Il ruolo di Donald Trump e dei suoi più stretti collaboratori è rimasto oggetto di intenso dibattito anche in presenza di un accordo: l’alzata di scudi del presidente sull’immigrazione alla vigilia del negoziato sul budget è parsa a molti controproducente. Trump aveva apostrofato con insulti i Paesi più poveri dai quali provengono i migranti al cospetto di senatori di entrambi i partiti che gli presentavano ipotesi di compromesso. E il suo capo di staff, il generale John Kelly, anziché figura di moderazione si sarebbe sempre più rivelato anche in questa occasione come a sua volta oltranzista, facendo deragliare ipotesi iniziali sui Dreamers come troppo progressiste.

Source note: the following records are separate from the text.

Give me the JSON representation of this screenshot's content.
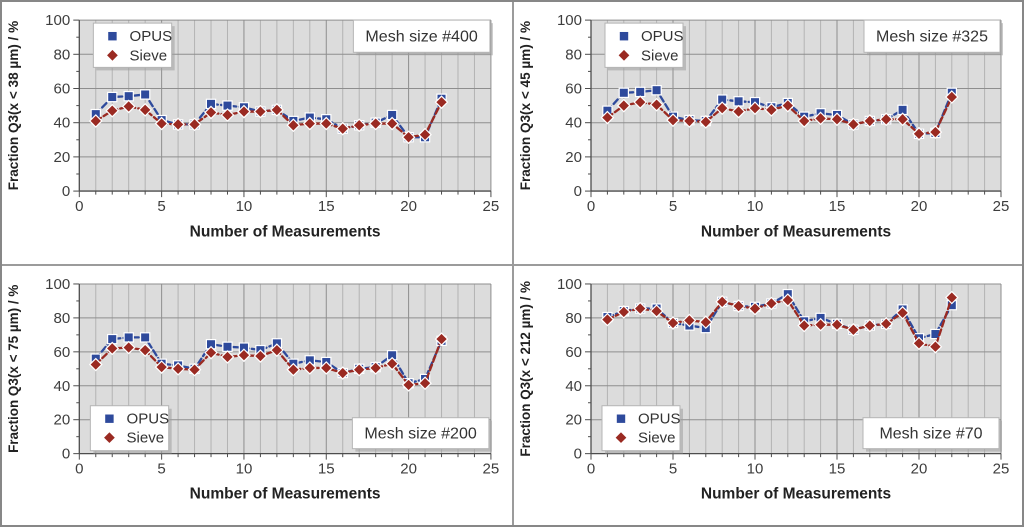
{
  "figure": {
    "xlabel": "Number of Measurements",
    "xlim": [
      0,
      25
    ],
    "ylim": [
      0,
      100
    ],
    "xticks": [
      0,
      5,
      10,
      15,
      20,
      25
    ],
    "yticks": [
      0,
      20,
      40,
      60,
      80,
      100
    ],
    "grid": "on",
    "colors": {
      "opus": "#2e4a9c",
      "sieve": "#9a2a22",
      "plot_bg": "#dcdcdc",
      "minor_grid": "#b3b3b3",
      "major_grid": "#8e8e8e",
      "axis": "#4d4d4d",
      "tick_text": "#3d3d3d",
      "title_text": "#333333"
    },
    "legend_entries": [
      {
        "label": "OPUS",
        "marker": "square-icon",
        "color_key": "opus"
      },
      {
        "label": "Sieve",
        "marker": "diamond-icon",
        "color_key": "sieve"
      }
    ]
  },
  "chart_data": [
    {
      "type": "line",
      "title": "Mesh size #400",
      "ylabel": "Fraction Q3(x < 38 µm) / %",
      "xlabel": "Number of Measurements",
      "xlim": [
        0,
        25
      ],
      "ylim": [
        0,
        100
      ],
      "legend_pos": "top-left",
      "title_pos": "top-right",
      "x": [
        1,
        2,
        3,
        4,
        5,
        6,
        7,
        8,
        9,
        10,
        11,
        12,
        13,
        14,
        15,
        16,
        17,
        18,
        19,
        20,
        21,
        22
      ],
      "series": [
        {
          "name": "OPUS",
          "values": [
            45,
            55,
            55.5,
            56.5,
            41.5,
            39,
            39,
            51,
            50,
            49,
            46.5,
            47.5,
            41,
            43,
            42,
            36.5,
            38.5,
            40,
            44.5,
            31.5,
            31.5,
            54
          ]
        },
        {
          "name": "Sieve",
          "values": [
            41,
            47,
            49.5,
            47.5,
            39.5,
            39,
            39,
            46,
            44.5,
            46.5,
            46.5,
            47.5,
            38.5,
            39.5,
            39.5,
            36.5,
            38.5,
            39.5,
            39.5,
            31.5,
            33,
            52
          ]
        }
      ]
    },
    {
      "type": "line",
      "title": "Mesh size #325",
      "ylabel": "Fraction Q3(x < 45 µm) / %",
      "xlabel": "Number of Measurements",
      "xlim": [
        0,
        25
      ],
      "ylim": [
        0,
        100
      ],
      "legend_pos": "top-left",
      "title_pos": "top-right",
      "x": [
        1,
        2,
        3,
        4,
        5,
        6,
        7,
        8,
        9,
        10,
        11,
        12,
        13,
        14,
        15,
        16,
        17,
        18,
        19,
        20,
        21,
        22
      ],
      "series": [
        {
          "name": "OPUS",
          "values": [
            47,
            57.5,
            58,
            59,
            43.5,
            41.5,
            41,
            53.5,
            52.5,
            52,
            49,
            51.5,
            43.5,
            45.5,
            44.5,
            39,
            41,
            42,
            47.5,
            33.5,
            34,
            57.5
          ]
        },
        {
          "name": "Sieve",
          "values": [
            43,
            50,
            52,
            50.5,
            41.5,
            41,
            40.5,
            48.5,
            46.5,
            48.5,
            47.5,
            50,
            41,
            42.5,
            42,
            39,
            41,
            42,
            42,
            33.5,
            34.5,
            55
          ]
        }
      ]
    },
    {
      "type": "line",
      "title": "Mesh size #200",
      "ylabel": "Fraction Q3(x < 75 µm) / %",
      "xlabel": "Number of Measurements",
      "xlim": [
        0,
        25
      ],
      "ylim": [
        0,
        100
      ],
      "legend_pos": "bottom-left",
      "title_pos": "bottom-right",
      "x": [
        1,
        2,
        3,
        4,
        5,
        6,
        7,
        8,
        9,
        10,
        11,
        12,
        13,
        14,
        15,
        16,
        17,
        18,
        19,
        20,
        21,
        22
      ],
      "series": [
        {
          "name": "OPUS",
          "values": [
            56,
            67.5,
            68.5,
            68.5,
            53,
            52,
            50,
            64.5,
            63,
            62.5,
            61,
            65,
            53,
            55,
            54,
            47.5,
            50,
            51,
            58,
            41.5,
            44,
            66.5
          ]
        },
        {
          "name": "Sieve",
          "values": [
            52.5,
            62,
            62.5,
            61,
            51,
            50,
            49.5,
            59.5,
            57,
            58,
            57.5,
            61,
            49.5,
            50.5,
            50.5,
            47.5,
            49.5,
            50.5,
            53,
            40.5,
            41.5,
            67.5
          ]
        }
      ]
    },
    {
      "type": "line",
      "title": "Mesh size #70",
      "ylabel": "Fraction Q3(x < 212 µm) / %",
      "xlabel": "Number of Measurements",
      "xlim": [
        0,
        25
      ],
      "ylim": [
        0,
        100
      ],
      "legend_pos": "bottom-left",
      "title_pos": "bottom-right",
      "x": [
        1,
        2,
        3,
        4,
        5,
        6,
        7,
        8,
        9,
        10,
        11,
        12,
        13,
        14,
        15,
        16,
        17,
        18,
        19,
        20,
        21,
        22
      ],
      "series": [
        {
          "name": "OPUS",
          "values": [
            80.5,
            84,
            85.5,
            85.5,
            77,
            75.5,
            74,
            89.5,
            87,
            86.5,
            88.5,
            94,
            78,
            80,
            76.5,
            73,
            75.5,
            76.5,
            85,
            68,
            70.5,
            87.5
          ]
        },
        {
          "name": "Sieve",
          "values": [
            79,
            83.5,
            85.5,
            84,
            77,
            78.5,
            77.5,
            89.5,
            87,
            85.5,
            88.5,
            90.5,
            75.5,
            76,
            76,
            73,
            75.5,
            76.5,
            83,
            65,
            63,
            92
          ]
        }
      ]
    }
  ]
}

L’urgenza di riaprire il governo si è alla fine imposta su tutto. Un protrarsi dello shutdown avrebbe minacciato danni economici e politici. Stime dei costi parlavano di 6,5 miliardi a settimana. Con centinaia di migliaia di dipendenti federali che si presentavano al lavoro solo per essere rimandati a casa senza stipendio. Simboli nazionali come la Statua della Libertà, chiusi nel fine settimana, erano attesi a una riapertura solo grazie a fondi d’emergenza dello stato di New York. Politicamente, nel frattempo, i democratici rischiavano di essere considerati istigatori della crisi, con sondaggi che li vedevano oggi preferiti ai rivali con un margine scivolato da 11 a cinque punti percentuali. Per i repubblicani il pericolo era al contrario apparire incapaci di governare nonostante il controllo della maggioranza parlamentare e della Casa Bianca.